Tunick’s work has left a lasting impact on musical theater and American show business. A graduate of both Bard College and the Juilliard School, Tunick has worked as orchestrator and musical director for hit musicals such as Company, A Chorus Line, Into the Woods, Follies, The Color Purple, and Promises, Promises. He received a Tony Award for his work on the score for Titanic, the very first one awarded in the category of Best Orchestration. He has also earned a Grammy, an Emmy, and an Academy Award, as well as three Drama Desk Awards for Outstanding Orchestration. Throughout his musical career, Tunick has worked with celebrated artists such as Barbra Streisand, Johnny Mathis, and Paul McCartney. In 2009 he was inducted into the American Theatre Hall of Fame, and his recent work includes orchestrating the 2014 film version of Into the Woods.

Doyle is a Tony Award-winning director recognized for his work on the Broadway revivals of Sweeney Todd and Company. This past year he received a Drama Desk Award as Best Director of a Musical for his revival of The Color Purple, for which he was also nominated for a Tony Award. His other credits in the U.S. include productions of The Visit (Tony nomination for Best Musical, Drama Desk nomination for Best Director); Mahagonny (Los Angeles Opera, two Grammy Awards); Passion (Classic Stage Company, Drama Desk nomination for Best Director of a Musical); Road Show (Public Theatre); Caucasian Chalk Circle (American Conservatory Theatre); and Kiss Me Kate (Stratford Festival Theatre). As well as numerous credits in London’s West End, Doyle has also directed at Sydney Opera House, the Metropolitan Opera, Houston Grand Opera, La Fenice in Venice, Williamstown Theatre Festival, Second Stage Theatre, Princeton’s McCarter theatre, and Cincinnati Playhouse in the Park. He has taught in Princeton’s Program in Theater and the Princeton Atelier for the past three years, and is the artistic director of Class Stage Company in New York City.

Doyle’s class hosted discussions on other American musical theater figures throughout the semester in conversations with President of the Rodgers & Hammerstein Organization Ted Chapin, Tony-nominated choreographer and director Graciela Daniele, and Tony Award-winner Donna McKechnie, who originated the role of Cassie in Broadway’s A Chorus Line.

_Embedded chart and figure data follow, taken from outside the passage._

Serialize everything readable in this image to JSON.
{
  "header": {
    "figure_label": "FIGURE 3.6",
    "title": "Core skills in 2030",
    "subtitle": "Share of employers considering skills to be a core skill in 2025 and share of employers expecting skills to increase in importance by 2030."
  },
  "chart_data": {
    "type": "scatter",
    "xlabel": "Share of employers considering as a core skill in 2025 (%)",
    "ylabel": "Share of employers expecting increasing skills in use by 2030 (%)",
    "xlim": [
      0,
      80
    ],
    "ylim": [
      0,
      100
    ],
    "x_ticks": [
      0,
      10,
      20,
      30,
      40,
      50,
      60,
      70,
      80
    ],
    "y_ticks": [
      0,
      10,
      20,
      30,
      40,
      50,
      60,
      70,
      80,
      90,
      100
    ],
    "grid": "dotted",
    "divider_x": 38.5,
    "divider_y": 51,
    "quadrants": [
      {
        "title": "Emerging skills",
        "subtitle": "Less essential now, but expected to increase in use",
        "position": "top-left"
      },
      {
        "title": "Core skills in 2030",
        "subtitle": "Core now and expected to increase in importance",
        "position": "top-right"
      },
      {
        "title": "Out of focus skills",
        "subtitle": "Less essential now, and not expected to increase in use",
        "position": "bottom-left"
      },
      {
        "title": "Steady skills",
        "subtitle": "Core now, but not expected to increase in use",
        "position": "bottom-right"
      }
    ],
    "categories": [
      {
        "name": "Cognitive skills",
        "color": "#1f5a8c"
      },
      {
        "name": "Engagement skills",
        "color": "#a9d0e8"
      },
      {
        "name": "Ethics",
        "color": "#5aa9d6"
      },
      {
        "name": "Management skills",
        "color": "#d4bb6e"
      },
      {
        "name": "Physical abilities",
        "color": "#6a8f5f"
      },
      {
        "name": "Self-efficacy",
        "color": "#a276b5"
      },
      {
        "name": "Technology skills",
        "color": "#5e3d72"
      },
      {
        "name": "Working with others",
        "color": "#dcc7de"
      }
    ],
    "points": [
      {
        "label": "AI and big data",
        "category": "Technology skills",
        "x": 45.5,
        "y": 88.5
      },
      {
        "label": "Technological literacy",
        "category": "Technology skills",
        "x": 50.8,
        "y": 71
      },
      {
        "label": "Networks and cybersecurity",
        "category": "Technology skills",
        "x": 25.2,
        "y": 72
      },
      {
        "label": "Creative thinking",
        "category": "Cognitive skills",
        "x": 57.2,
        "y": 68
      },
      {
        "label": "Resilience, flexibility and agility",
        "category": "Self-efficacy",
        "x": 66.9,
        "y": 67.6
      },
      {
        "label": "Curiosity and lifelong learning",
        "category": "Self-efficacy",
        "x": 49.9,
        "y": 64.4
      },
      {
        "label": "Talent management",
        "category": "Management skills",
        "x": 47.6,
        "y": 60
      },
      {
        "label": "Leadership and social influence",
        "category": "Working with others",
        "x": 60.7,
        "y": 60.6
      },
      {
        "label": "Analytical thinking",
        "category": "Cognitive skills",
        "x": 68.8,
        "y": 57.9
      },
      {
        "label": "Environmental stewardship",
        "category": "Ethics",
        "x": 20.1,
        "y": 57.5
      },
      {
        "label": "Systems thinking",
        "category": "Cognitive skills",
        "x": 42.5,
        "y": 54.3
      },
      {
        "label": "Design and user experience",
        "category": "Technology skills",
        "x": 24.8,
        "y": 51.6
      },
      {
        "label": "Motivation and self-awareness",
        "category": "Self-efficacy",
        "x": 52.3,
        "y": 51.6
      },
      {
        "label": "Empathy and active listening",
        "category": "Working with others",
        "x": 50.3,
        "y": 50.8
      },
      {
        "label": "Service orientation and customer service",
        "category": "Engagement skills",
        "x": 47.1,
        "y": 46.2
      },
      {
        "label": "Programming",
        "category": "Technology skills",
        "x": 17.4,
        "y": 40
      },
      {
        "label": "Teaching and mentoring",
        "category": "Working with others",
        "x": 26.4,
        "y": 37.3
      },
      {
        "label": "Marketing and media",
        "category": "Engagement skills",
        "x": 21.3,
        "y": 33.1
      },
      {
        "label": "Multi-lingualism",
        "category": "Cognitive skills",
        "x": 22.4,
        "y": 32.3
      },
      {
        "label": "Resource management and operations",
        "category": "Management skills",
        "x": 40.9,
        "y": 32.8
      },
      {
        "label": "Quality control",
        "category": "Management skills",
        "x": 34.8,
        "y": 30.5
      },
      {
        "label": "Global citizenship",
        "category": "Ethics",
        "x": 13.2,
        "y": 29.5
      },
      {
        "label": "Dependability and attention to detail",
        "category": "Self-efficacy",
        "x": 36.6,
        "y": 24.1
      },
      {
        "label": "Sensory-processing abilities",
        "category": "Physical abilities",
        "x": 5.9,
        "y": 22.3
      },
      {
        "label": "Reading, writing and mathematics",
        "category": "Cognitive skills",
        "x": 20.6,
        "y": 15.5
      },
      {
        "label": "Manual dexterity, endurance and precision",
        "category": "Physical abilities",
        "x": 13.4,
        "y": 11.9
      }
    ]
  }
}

The series is supported in part by the David A. Gardner ’69 Magic Project in the Council of the Humanities.

The new Program in Music Theater is a collaboration among Princeton’s Program in Theater, Program in Dance, and Department of Music, which brings together students, faculty, and guest artists in the creation, study, and performance of music theater—that is, any theatrical form that combines singing, acting, and movement—in order to support and develop it as both an artistic practice and a scholarly field of study.